The U.S. Senate on Thursday voted down a bill to replenish the Restaurant Revitalization Fund, a federal grant program that buoyed 101,000 establishments last year, but snubbed more than 177,000 eligible applicants when it ran out of funds in just three weeks. Despite having sponsors on both sides of the aisle, advocates in the Senate failed to secure the requisite 60 votes to pass the legislation. The final vote was 52-43.

“Neighborhood restaurants nationwide have held out hope for this program, selling their homes, cashing out retirement funds, or taking personal loans in an effort to keep their employees working,” Erika Polmar, executive director of the Independent Restaurant Coalition, said in a statement. “We estimate more than half of the 177,300 restaurants waiting for an RRF grant will close in the next few months as a result of congressional inaction.”

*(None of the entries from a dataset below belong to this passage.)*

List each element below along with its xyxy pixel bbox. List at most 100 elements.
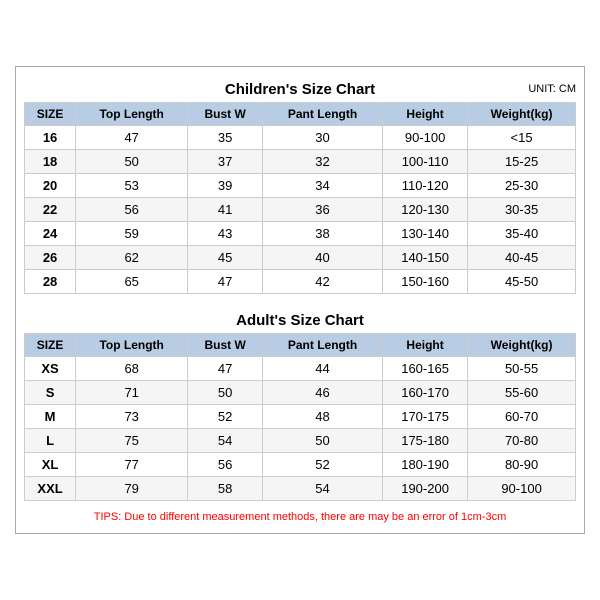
table-cell: 45-50 xyxy=(468,270,576,294)
table-cell: XS xyxy=(25,357,76,381)
table-row: 18503732100-11015-25 xyxy=(25,150,576,174)
table-cell: <15 xyxy=(468,126,576,150)
table-cell: 52 xyxy=(188,405,263,429)
table-cell: 16 xyxy=(25,126,76,150)
col-top-length: Top Length xyxy=(76,334,188,357)
table-cell: 46 xyxy=(263,381,383,405)
table-cell: 47 xyxy=(188,357,263,381)
table-cell: 175-180 xyxy=(383,429,468,453)
col-height: Height xyxy=(383,334,468,357)
table-cell: 24 xyxy=(25,222,76,246)
table-cell: 73 xyxy=(76,405,188,429)
table-row: 20533934110-12025-30 xyxy=(25,174,576,198)
table-cell: 170-175 xyxy=(383,405,468,429)
table-cell: 15-25 xyxy=(468,150,576,174)
table-cell: 140-150 xyxy=(383,246,468,270)
col-size: SIZE xyxy=(25,334,76,357)
table-cell: 20 xyxy=(25,174,76,198)
table-cell: 50 xyxy=(263,429,383,453)
table-cell: 56 xyxy=(76,198,188,222)
table-row: XXL795854190-20090-100 xyxy=(25,477,576,501)
col-weight: Weight(kg) xyxy=(468,103,576,126)
adult-title-text: Adult's Size Chart xyxy=(236,312,364,329)
children-title: Children's Size Chart UNIT: CM xyxy=(24,75,576,102)
table-cell: 47 xyxy=(188,270,263,294)
col-pant-length: Pant Length xyxy=(263,334,383,357)
table-cell: 50-55 xyxy=(468,357,576,381)
table-row: 22564136120-13030-35 xyxy=(25,198,576,222)
table-cell: 54 xyxy=(188,429,263,453)
table-cell: 35-40 xyxy=(468,222,576,246)
table-cell: 40 xyxy=(263,246,383,270)
col-bust-w: Bust W xyxy=(188,103,263,126)
table-cell: 190-200 xyxy=(383,477,468,501)
table-row: 28654742150-16045-50 xyxy=(25,270,576,294)
table-cell: 65 xyxy=(76,270,188,294)
table-cell: 18 xyxy=(25,150,76,174)
table-cell: 38 xyxy=(263,222,383,246)
table-row: 24594338130-14035-40 xyxy=(25,222,576,246)
children-header-row: SIZE Top Length Bust W Pant Length Heigh… xyxy=(25,103,576,126)
table-cell: 70-80 xyxy=(468,429,576,453)
table-cell: 30 xyxy=(263,126,383,150)
table-cell: 47 xyxy=(76,126,188,150)
table-cell: 100-110 xyxy=(383,150,468,174)
col-top-length: Top Length xyxy=(76,103,188,126)
table-cell: 90-100 xyxy=(468,477,576,501)
table-cell: 90-100 xyxy=(383,126,468,150)
table-cell: 41 xyxy=(188,198,263,222)
table-cell: 71 xyxy=(76,381,188,405)
table-row: XL775652180-19080-90 xyxy=(25,453,576,477)
table-cell: 48 xyxy=(263,405,383,429)
table-cell: 130-140 xyxy=(383,222,468,246)
table-cell: 55-60 xyxy=(468,381,576,405)
table-cell: 28 xyxy=(25,270,76,294)
chart-container: Children's Size Chart UNIT: CM SIZE Top … xyxy=(15,66,585,534)
table-cell: 52 xyxy=(263,453,383,477)
table-cell: 40-45 xyxy=(468,246,576,270)
children-table: SIZE Top Length Bust W Pant Length Heigh… xyxy=(24,102,576,294)
table-cell: XXL xyxy=(25,477,76,501)
col-pant-length: Pant Length xyxy=(263,103,383,126)
table-row: L755450175-18070-80 xyxy=(25,429,576,453)
table-cell: 50 xyxy=(188,381,263,405)
table-cell: 62 xyxy=(76,246,188,270)
table-cell: L xyxy=(25,429,76,453)
table-cell: 53 xyxy=(76,174,188,198)
table-cell: 60-70 xyxy=(468,405,576,429)
table-cell: 160-165 xyxy=(383,357,468,381)
table-cell: 39 xyxy=(188,174,263,198)
table-row: M735248170-17560-70 xyxy=(25,405,576,429)
col-size: SIZE xyxy=(25,103,76,126)
adult-title: Adult's Size Chart xyxy=(24,306,576,333)
adult-table: SIZE Top Length Bust W Pant Length Heigh… xyxy=(24,333,576,501)
table-row: 26624540140-15040-45 xyxy=(25,246,576,270)
col-height: Height xyxy=(383,103,468,126)
table-cell: 75 xyxy=(76,429,188,453)
table-cell: 50 xyxy=(76,150,188,174)
table-cell: 26 xyxy=(25,246,76,270)
table-cell: 56 xyxy=(188,453,263,477)
table-cell: 32 xyxy=(263,150,383,174)
table-cell: 22 xyxy=(25,198,76,222)
children-title-text: Children's Size Chart xyxy=(225,81,375,98)
col-bust-w: Bust W xyxy=(188,334,263,357)
unit-label: UNIT: CM xyxy=(528,83,576,95)
adult-header-row: SIZE Top Length Bust W Pant Length Heigh… xyxy=(25,334,576,357)
table-cell: M xyxy=(25,405,76,429)
table-cell: 54 xyxy=(263,477,383,501)
table-cell: 68 xyxy=(76,357,188,381)
table-cell: 120-130 xyxy=(383,198,468,222)
table-cell: XL xyxy=(25,453,76,477)
table-cell: 42 xyxy=(263,270,383,294)
table-cell: 77 xyxy=(76,453,188,477)
table-cell: 110-120 xyxy=(383,174,468,198)
table-cell: 45 xyxy=(188,246,263,270)
table-cell: 180-190 xyxy=(383,453,468,477)
table-cell: 58 xyxy=(188,477,263,501)
table-cell: 25-30 xyxy=(468,174,576,198)
table-cell: 30-35 xyxy=(468,198,576,222)
table-cell: 150-160 xyxy=(383,270,468,294)
col-weight: Weight(kg) xyxy=(468,334,576,357)
table-row: XS684744160-16550-55 xyxy=(25,357,576,381)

The bill would have provided $40 billion more in relief for dining and drinking establishments, as well as an additional $8 billion in relief funds for various small-business enterprises, including gyms, event venues, and minor-league sports teams.

The Senate’s vote marked another disappointment for the restaurant industry, which has undertaken a months-long campaign to lobby Congress to fund the remainder of RRF applicants. A proposal to replenish the fund as part of an omnibus spending package had been considered earlier this year, but was cut a week before its passage in March.

Hopes were revived in early April, when the House of Representatives passed a bipartisan bill that would have replenished the fund. According to that bill, RRF applicants who successfully applied in 2021 would have received the amount they previously applied for after certifying they were still open or would reopen in six months.

In the days leading up to Thursday’s vote, Sen. Ben Cardin (D., Md.) and Sen. Roger Wicker (R., Miss.) had indicated they were uncertain whether they had the requisite 60 votes to pass the legislation. IRC board member and Wilmington chef Tyler Akin had likened the quest for Senate support to a game of Whac-A-Mole.

According to Sean Kennedy of the National Restaurant Association, Democrats largely favored the bill, viewing it as emergency spending, while Republicans expressed concerns over its contribution to inflation.

“While we have a lot of respect for the GOP positions on this and the concerns on inflation, to me, personally ... if a natural disaster wipes out three houses in a community, the federal government’s there to help. They should not just simply help one house and then tell the two others, ‘We can’t be there for you until we find offsets in other places,’” Kennedy said in a Restaurant Association report last week. “All three homes should be assisted. The same thing should apply to RRF.”

In the end, five Republican senators — Sens. Roy Blunt (Missouri), Bill Cassidy (Louisiana), Susan M. Collins (Maine), Lisa Murkowski (Alaska), and Wicker — voted in favor of the legislation, two abstained, and the remainder voted against, including Pat Toomey of Pennsylvania. Three Democratic senators — Sens. Sherrod Brown (Ohio), Jacky Rosen (Nevada), and Chris Van Hollen (Maryland) — abstained, while the rest voted in favor.

In a statement, Akin reflected on the vote, which immediately followed a bipartisan vote to send $40 billion in military and humanitarian aid to Ukraine: “Ironically, this filibuster followed a vote to stand in solidarity at a similar level of funding with a group of European allies that handled some of the worst effects of the past two years with far more grace and unity,” Akin said. “It’s clear that those who aligned with Senator Toomey today have little or no desire to support small businesses.”

Rebecca Foxman of Fox & Son in the Reading Terminal Market is among 2,900 owners who were promised RRF money that was later rescinded after the legislation became entangled in lawsuits. She wasn’t hopeful before the vote on Thursday, but couldn’t help but be deflated by the final outcome.

“It’s just depressing, but I’m not surprised,” she said. Foxman said she knew several colleagues who had said this would be the last straw before shuttering.

Restaurants have struggled in recent months with staffing, supply-chain issues, and inflation, adding further complications to an already-tough industry. Foxman recently gave staff a raise, only to learn that their state-based health care subsidies decreased as a result. She’s been struggling to find packaging and has had to raise prices.

“It’s becoming harder and harder just to be an operator in this sector,” she said, adding that she’s lucky to have a business degree that’s helped her weather the last few years. She knows others don’t have the same advantage. “It’s really going to be the small-business entrepreneurs and family businesses that are gonna get pummeled the most from this.”